W przeciwieństwie do wschodniego sfotografowałem budynek południowy. Tak wygląda widok z przeciwnej strony rzeki Moskwy późną jesienią 2002 roku. Widać tutaj, że część „Rosji” zwrócona w stronę rzeki, ze względu na różnicę wysokości z Varvarką, została zbudowana na 10-metrowym stylobacie, wyłożonym brązowym polerowanym granitem. Budynek południowy różni się od pozostałych brakiem osobnego przedsionka dla mieszkańców: posiada nawet wspólną recepcję z recepcją wschodnią.
Faktem jest, że w 1971 roku w południowej części budynku otwarto salę koncertową Rossija na 2500 miejsc, aw stylobat umieszczono dwusalowe kino Zaryadye.

Oto przedsionek południowy, który służy jako wejście do sali koncertowej.

Widok z 10-metrowej wysokości stylobatu na nasyp Raushskaya. To właśnie z powodu tego kolorowego obrazu ja, chociaż nie starczało mi pieniędzy na pokoje typu superior w skrzydle zachodnim, wolałem zamieszkać w budynku południowym, który uchodził za najmniej prestiżowy.

W południowo-wschodnim narożniku hotelu kościół pw. Poczęcia św. Anny, w Narożniku XV-XVI wieku.

Zrobiłem to zdjęcie w listopadzie 2003 roku, kiedy po raz pierwszy i jedyny przebywałem w pokoju jednoosobowym z oknem wychodzącym na dziedziniec. Jeśli niczego nie pomylę, to w ogóle nie zamierzałem wybierać Rossiji, ale musiałem pilnie latać, a Izmailowskaja nie miała pasujących mi numerów. Ale nadal mam to zdjęcie, na którym wyraźnie widać nie tylko wieżę, ale także salę koncertową „Rosja”.

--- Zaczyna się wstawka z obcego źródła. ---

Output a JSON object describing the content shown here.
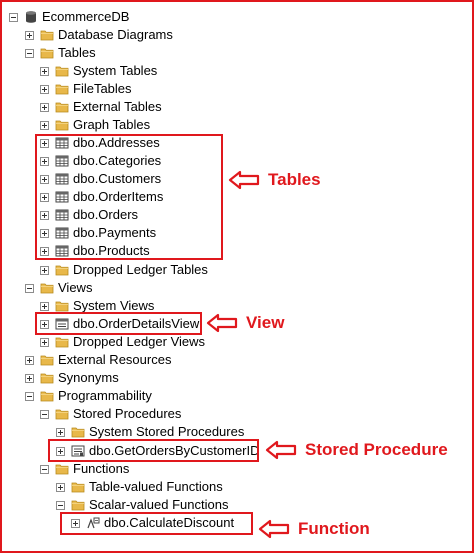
{
  "tree": {
    "db": "EcommerceDB",
    "database_diagrams": "Database Diagrams",
    "tables": "Tables",
    "system_tables": "System Tables",
    "file_tables": "FileTables",
    "external_tables": "External Tables",
    "graph_tables": "Graph Tables",
    "t_addresses": "dbo.Addresses",
    "t_categories": "dbo.Categories",
    "t_customers": "dbo.Customers",
    "t_orderitems": "dbo.OrderItems",
    "t_orders": "dbo.Orders",
    "t_payments": "dbo.Payments",
    "t_products": "dbo.Products",
    "dropped_ledger_tables": "Dropped Ledger Tables",
    "views": "Views",
    "system_views": "System Views",
    "v_orderdetails": "dbo.OrderDetailsView",
    "dropped_ledger_views": "Dropped Ledger Views",
    "external_resources": "External Resources",
    "synonyms": "Synonyms",
    "programmability": "Programmability",
    "stored_procedures": "Stored Procedures",
    "system_stored_procedures": "System Stored Procedures",
    "sp_getorders": "dbo.GetOrdersByCustomerID",
    "functions": "Functions",
    "table_valued_functions": "Table-valued Functions",
    "scalar_valued_functions": "Scalar-valued Functions",
    "fn_calculatediscount": "dbo.CalculateDiscount"
  },
  "callouts": {
    "tables": "Tables",
    "view": "View",
    "stored_procedure": "Stored Procedure",
    "function": "Function"
  },
  "colors": {
    "accent": "#e0181d",
    "folder": "#e8b84a"
  }
}
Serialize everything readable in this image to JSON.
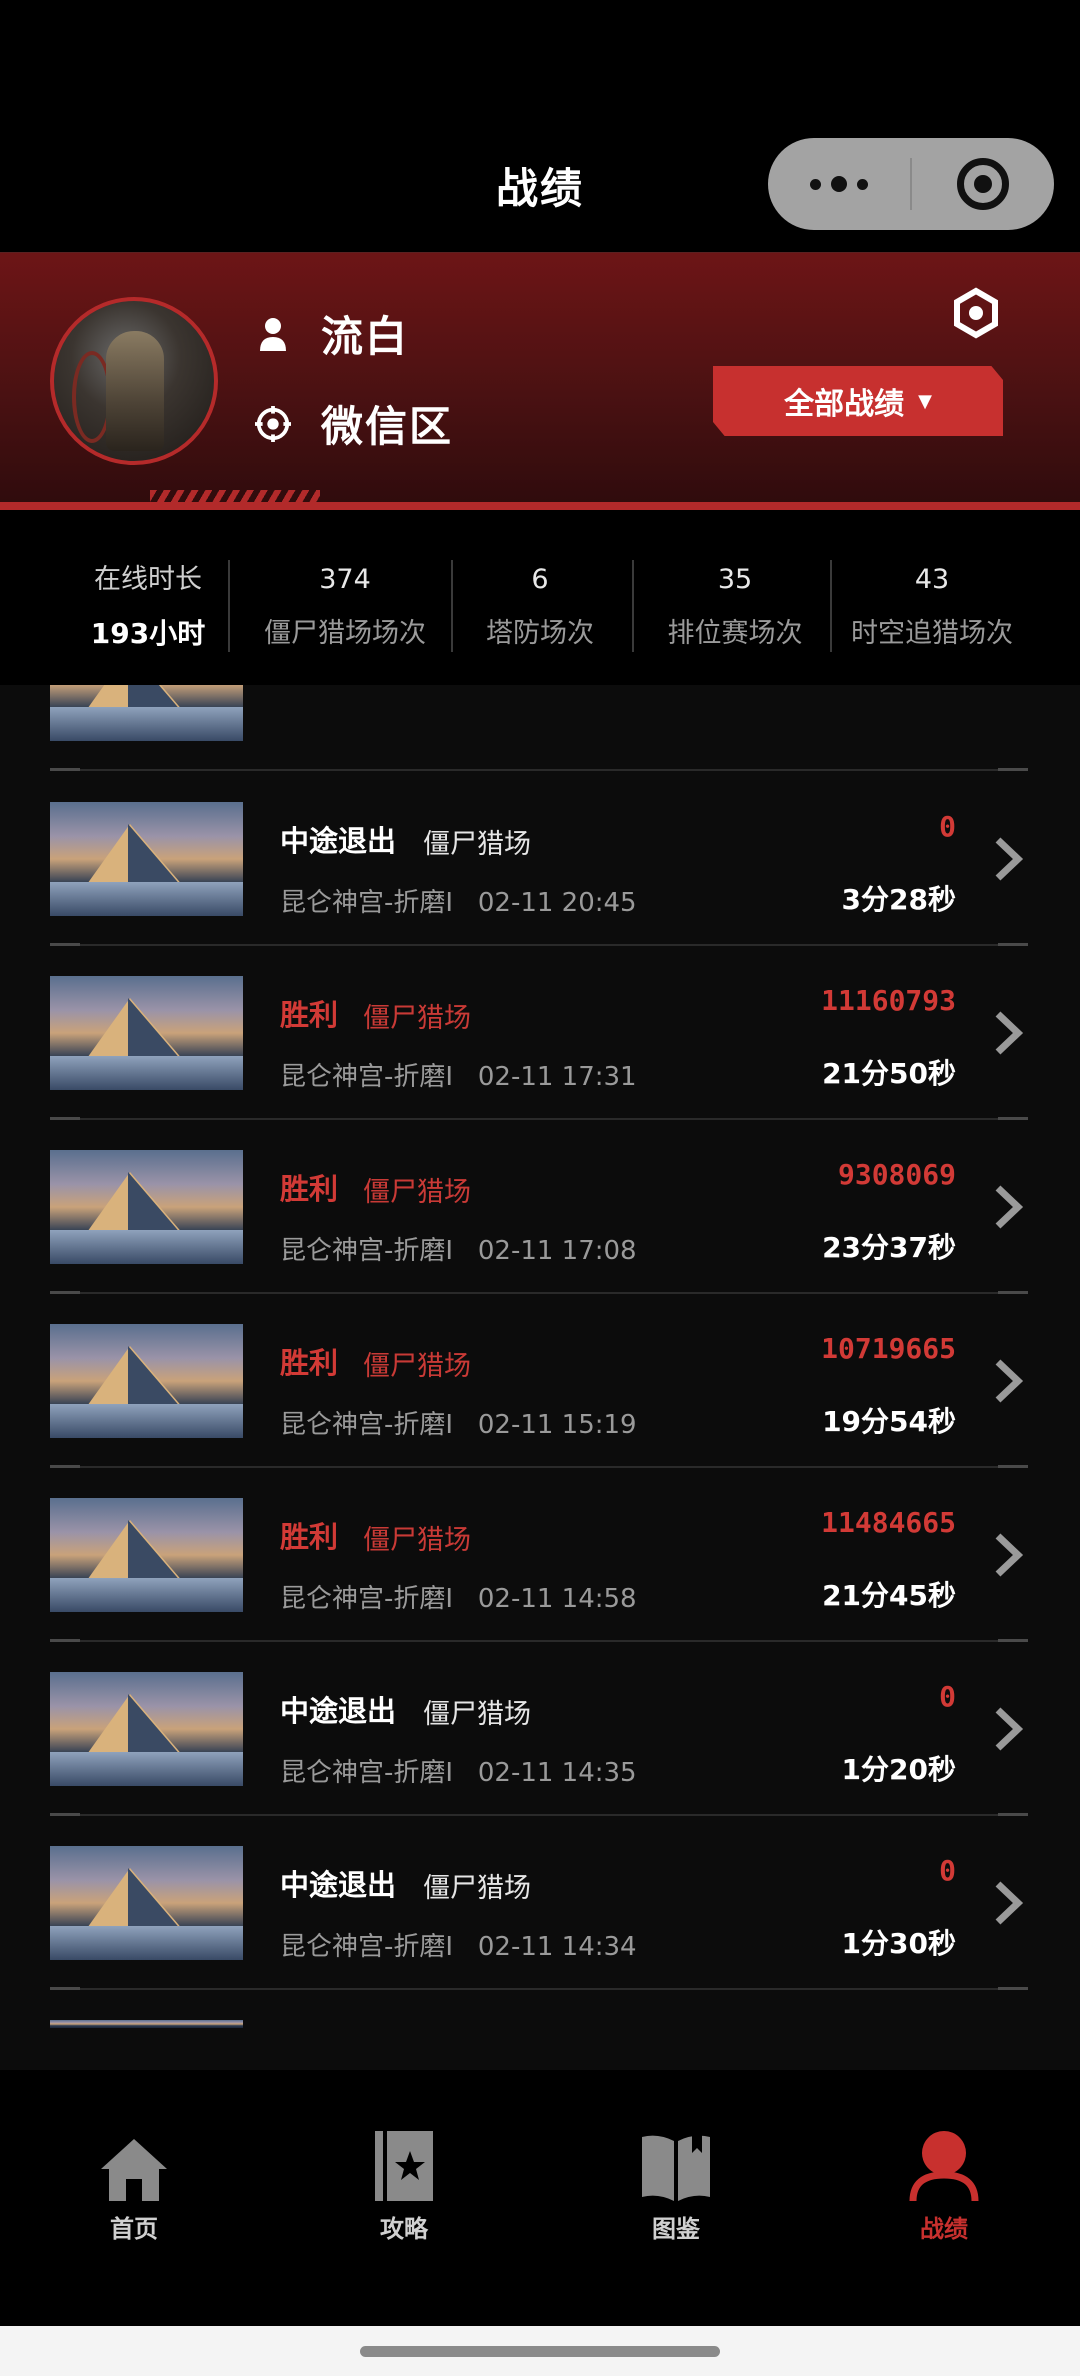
{
  "header": {
    "title": "战绩"
  },
  "profile": {
    "name": "流白",
    "region": "微信区",
    "filter_label": "全部战绩",
    "filter_caret": "▼"
  },
  "stats": [
    {
      "value": "在线时长",
      "label": "193小时"
    },
    {
      "value": "374",
      "label": "僵尸猎场场次"
    },
    {
      "value": "6",
      "label": "塔防场次"
    },
    {
      "value": "35",
      "label": "排位赛场次"
    },
    {
      "value": "43",
      "label": "时空追猎场次"
    }
  ],
  "records": [
    {
      "result": "中途退出",
      "mode": "僵尸猎场",
      "place": "昆仑神宫-折磨I",
      "time": "02-11 20:45",
      "score": "0",
      "duration": "3分28秒",
      "win": false
    },
    {
      "result": "胜利",
      "mode": "僵尸猎场",
      "place": "昆仑神宫-折磨I",
      "time": "02-11 17:31",
      "score": "11160793",
      "duration": "21分50秒",
      "win": true
    },
    {
      "result": "胜利",
      "mode": "僵尸猎场",
      "place": "昆仑神宫-折磨I",
      "time": "02-11 17:08",
      "score": "9308069",
      "duration": "23分37秒",
      "win": true
    },
    {
      "result": "胜利",
      "mode": "僵尸猎场",
      "place": "昆仑神宫-折磨I",
      "time": "02-11 15:19",
      "score": "10719665",
      "duration": "19分54秒",
      "win": true
    },
    {
      "result": "胜利",
      "mode": "僵尸猎场",
      "place": "昆仑神宫-折磨I",
      "time": "02-11 14:58",
      "score": "11484665",
      "duration": "21分45秒",
      "win": true
    },
    {
      "result": "中途退出",
      "mode": "僵尸猎场",
      "place": "昆仑神宫-折磨I",
      "time": "02-11 14:35",
      "score": "0",
      "duration": "1分20秒",
      "win": false
    },
    {
      "result": "中途退出",
      "mode": "僵尸猎场",
      "place": "昆仑神宫-折磨I",
      "time": "02-11 14:34",
      "score": "0",
      "duration": "1分30秒",
      "win": false
    }
  ],
  "tabs": [
    {
      "label": "首页",
      "icon": "home-icon"
    },
    {
      "label": "攻略",
      "icon": "guide-book-icon"
    },
    {
      "label": "图鉴",
      "icon": "open-book-icon"
    },
    {
      "label": "战绩",
      "icon": "user-icon",
      "active": true
    }
  ],
  "colors": {
    "accent": "#c8302e",
    "background": "#0c0c0c",
    "header_gradient": "#6d1516"
  }
}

Czas pokazać sam pokój tego trzygwiazdkowego hotelu. Niestety nie mam zdjęć pokoi typu standard, z jakiegoś powodu nie myślałem wtedy o robieniu im zdjęć, więc mogę zaoferować jedynie wirtualną wycieczkę po pokoju dwuosobowym typu superior w budynku zachodnim z widokiem na Kreml. To jest widok na korytarz z pokoju. Po lewej stronie widać drzwi szafy, po prawej wejście do łazienki.

Oto ostatni osobiście.

Taka liczba kosztowała, jeśli mnie pamięć nie myli, od 3500 rubli gdzieś na samym początku 2005 roku do 4200 rubli do grudnia. Ucieszyłem się, że w przeciwieństwie do standardowych numerów, do europejskiego gniazdka był podłączony telefon, czyli łatwo było go wyłączyć, po prostu wyciągając wtyczkę. W standardowych pokojach przewód ciasno wchodził w ścianę. Było to nieprzyjemne, zważywszy jak często dzwoniły do ​​późnych godzin agencje oferujące usługi dam o łatwych cnotach. Wciąż się uśmiecham, gdy przypominam sobie piersiowy, ospały głos, który wdychał w tubie perełkę: „Młody człowieku, czy nie jesteś samotny?” Agencje były wyraźnie lokalne, w końcu hotel miał bardzo rygorystyczny system dostępu, a takich biur było pewnie kilka, bo mimo ostrych odmów, kilka razy w nocy dzwoniły różne panie, co było bardzo denerwujące, nie wspominając co utrudniało spanie. W pokojach superior, zaraz po zakwaterowaniu się, przez cały pobyt w Moskwie wyciągałem telefon z gniazdka - i nie znałem smutku. W standardowych numerach z konieczności szybko opanowałem przebiegły trik podróży służbowych: w nocy podnosiłem słuchawkę i kładłem ją obok urządzenia, a żeby nie przeszkadzać piszczy wolnej linii, wciskałem dowolny numer , który przestawił telefon w tryb wybierania i zamilkł.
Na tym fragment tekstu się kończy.